Today is the first day of Oktoberfest in Munich, Germany, one of the world’s most famous beer festivals, though the German consider it a folk festival. I confess I’ve never gone and while I’d like to go at least once in my lifetime, I suspect it’s one of those experiences where once will be enough. As has been the tradition since 1950, today the Mayor of Munich, Christian Ude, tapped the first keg signaling the start of the festivities. In German, this tradition is called “O’zapft is!” meaning “it is tapped.” The first liter of beer poured was consumed by German premier Edmund Stoiber.
The festival will last sixteen days, ending, as it does each year, on the first Sunday in October. Since 1990, a modification has been introduced into the schedule so that is the first Sunday is either October 1st or 2nd then the festival will end on October 3rd, which is a holiday, German Unity Day, celebrating Germany’s reunification. This year, Oktoberfest ends on October 7. Unlike most beer festivals, it’s all day affair, with beer first served during weekdays at 10:00 am with last call not until 10:30 pm, and on the weekends things get started an hour earlier at 9:00 am.
There are over 100,000 seats in fourteen tents on just over 100 acres. About 72% attending are from locals from Bavaria with about 15% from outside Germany. Many of these aren’t used to handling a lot of alcohol and some pass out as a result of over-indulging. Locals call those who pass out “Bierleichen” (or if female, “Bierleiche”), which means “beercorpse.” Over the sixteen days of the festival last year the more than six and a half-million people attending Oktoberfest consumed an astounding:
- Beer: 6.9 million litres (1.82 million gallons, or over 14.5 million pints)
- Roasted steers: 102
- Sausages: 144,635 pairs
- Roast chickens: 494,135
- Knuckles of pork: 43,492
Undoubtedly even more will be enjoyed this year.
One of the many Oktoberfest waitresses in the traditional “dirndl” dress (from the BBC’s Oktoberfest in Pictures) though the steins of beer are covering her bow. According to an AAP account, “[t]he dirndl has in any case become a fashion item this year. The knot in the bow reveals key information to potential suitors – on the right means the woman has a partner; on the left indicates she is available.”
Though the first Oktoberfest took place in 1810, it didn’t become an annual event until 1850. Here’s a history of the event, from the official website:
The Royal Wedding
Crown Prince Ludwig, later to become King Ludwig I, was married to Princess Therese of Saxony-Hildburghausen on 12th October 1810. The citizens of Munich were invited to attend the festivities held on the fields in front of the city gates to celebrate the happy royal event. The fields have been named Theresienwiese (“Theresa’s fields”) in honor of the Crown Princess ever since, although the locals have since abbreviated the name simply to the “Wies’n”.

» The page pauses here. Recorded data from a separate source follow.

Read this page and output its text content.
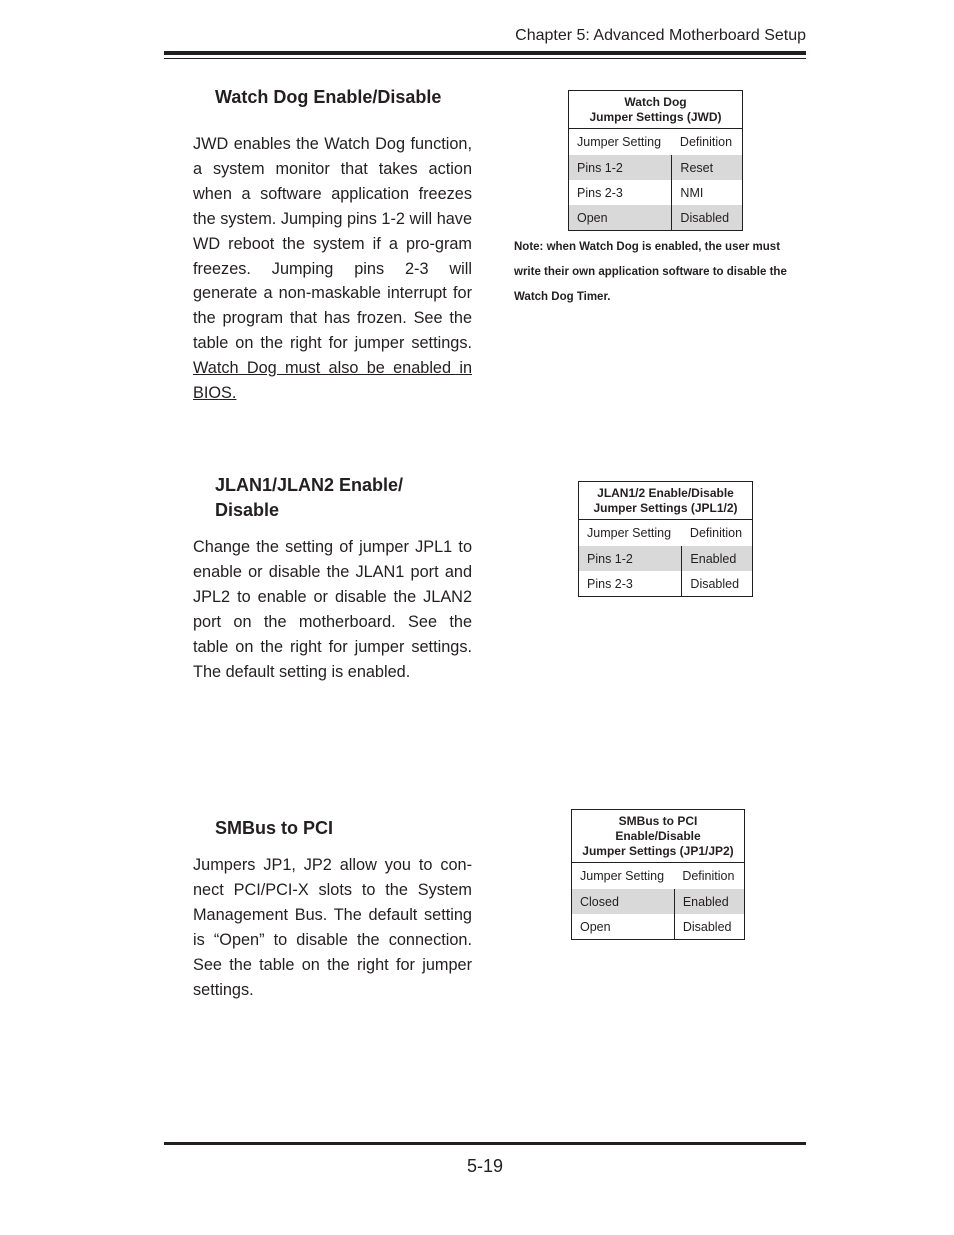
Chapter 5: Advanced Motherboard Setup
Watch Dog Enable/Disable

JWD enables the Watch Dog function, a system monitor that takes action when a software application freezes the system. Jumping pins 1-2 will have WD reboot the system if a pro-gram freezes. Jumping pins 2-3 will generate a non-maskable interrupt for the program that has frozen. See the table on the right for jumper settings. Watch Dog must also be enabled in BIOS.

Watch Dog
Jumper Settings (JWD)	

Jumper Setting	Definition
Pins 1-2	Reset
Pins 2-3	NMI
Open	Disabled
Note: when Watch Dog is enabled, the user must
write their own application software to disable the
Watch Dog Timer.
JLAN1/JLAN2 Enable/
Disable

Change the setting of jumper JPL1 to enable or disable the JLAN1 port and JPL2 to enable or disable the JLAN2 port on the motherboard. See the table on the right for jumper settings. The default setting is enabled.

JLAN1/2 Enable/Disable
Jumper Settings (JPL1/2)	

Jumper Setting	Definition
Pins 1-2	Enabled
Pins 2-3	Disabled
SMBus to PCI

Jumpers JP1, JP2 allow you to con-nect PCI/PCI-X slots to the System Management Bus. The default setting is “Open” to disable the connection. See the table on the right for jumper settings.

SMBus to PCI
Enable/Disable
Jumper Settings (JP1/JP2)	

Jumper Setting	Definition
Closed	Enabled
Open	Disabled
5-19
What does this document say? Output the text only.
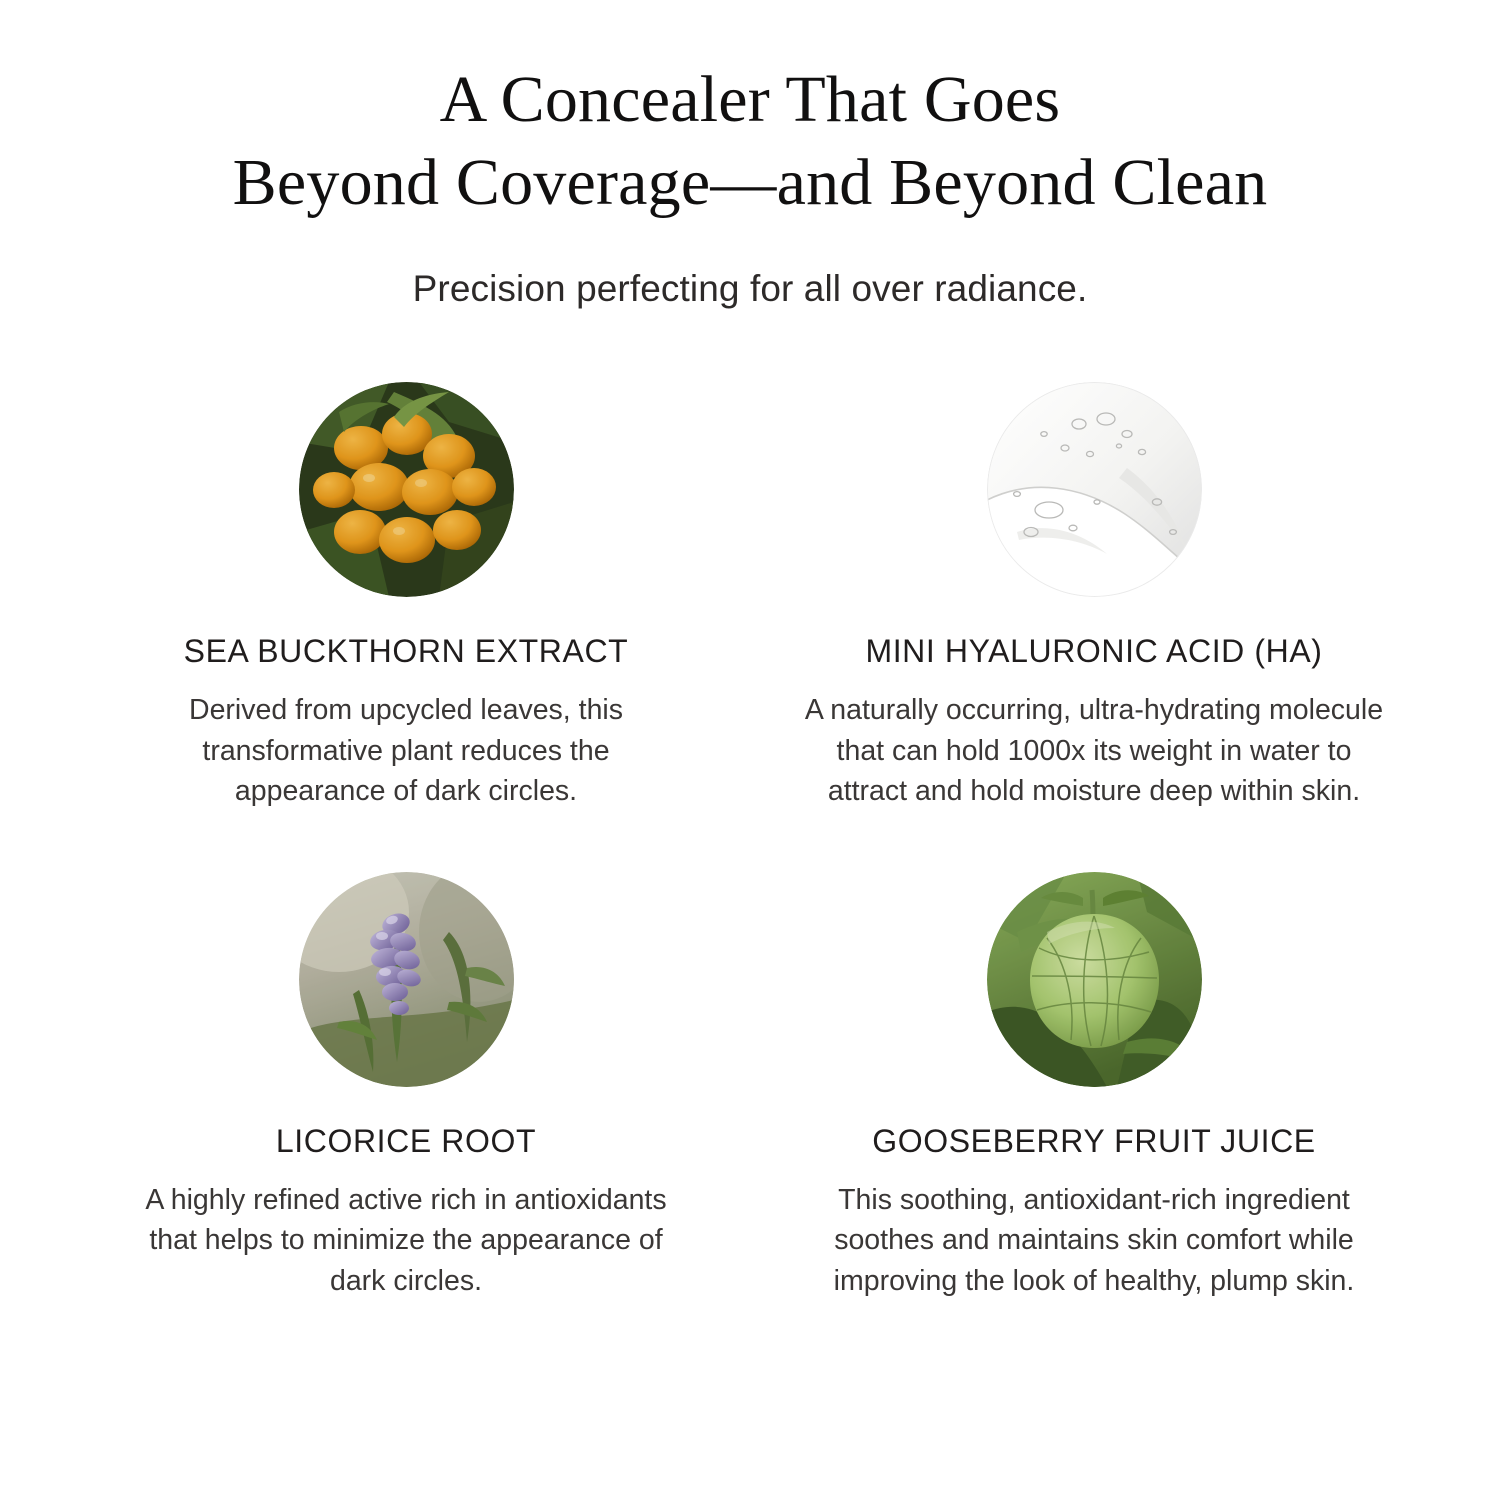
A Concealer That Goes
Beyond Coverage—and Beyond Clean
Precision perfecting for all over radiance.
SEA BUCKTHORN EXTRACT
Derived from upcycled leaves, this transformative plant reduces the appearance of dark circles.
MINI HYALURONIC ACID (HA)
A naturally occurring, ultra-hydrating molecule that can hold 1000x its weight in water to attract and hold moisture deep within skin.
LICORICE ROOT
A highly refined active rich in antioxidants that helps to minimize the appearance of dark circles.
GOOSEBERRY FRUIT JUICE
This soothing, antioxidant-rich ingredient soothes and maintains skin comfort while improving the look of healthy, plump skin.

Horse races in the presence of the Royal Family marked the close of the event that was celebrated as a festival for the whole of Bavaria. The decision to repeat the horse races in the subsequent year gave rise to the tradition of the Oktoberfest.
The Oktoberfest continues in 1811
In 1811 an added feature to the horse races was the first Agricultural Show, designed to boost Bavarian agriculture.
The horse races, which were the oldest and – at one time – the most popular event of the festival are no longer held today. But the Agricultural Show is still held every three years during the Oktoberfest on the southern part of the festival grounds.
In the first few decades the choice of amusements was sparse. The first carousel and two swings were set up in 1818. Visitors were able to quench their thirst at small beer stands which grew rapidly in number. In 1896 the beer stands were replaced by the first beer tents and halls set up by enterprising landlords with the backing of the breweries.
The remainder of the festival site was taken up by a fun-fair. The range of carousels etc. on offer was already increasing rapidly in the 1870s as the fairground trade continued to grow and develop in Germany.
174th Oktoberfest 2007
Today, the Oktoberfest is the largest festival in the world, with an international flavor characteristic of the 21th century: some 6 million visitors from all around the world converge on the Oktoberfest each year.
And since the Oktoberfest is still held on the Theresienwiese, the locals still refer to the event simply as the “Wies’n”. So “welcome to the Wies’n” means nothing other than “welcome to the Oktoberfest”!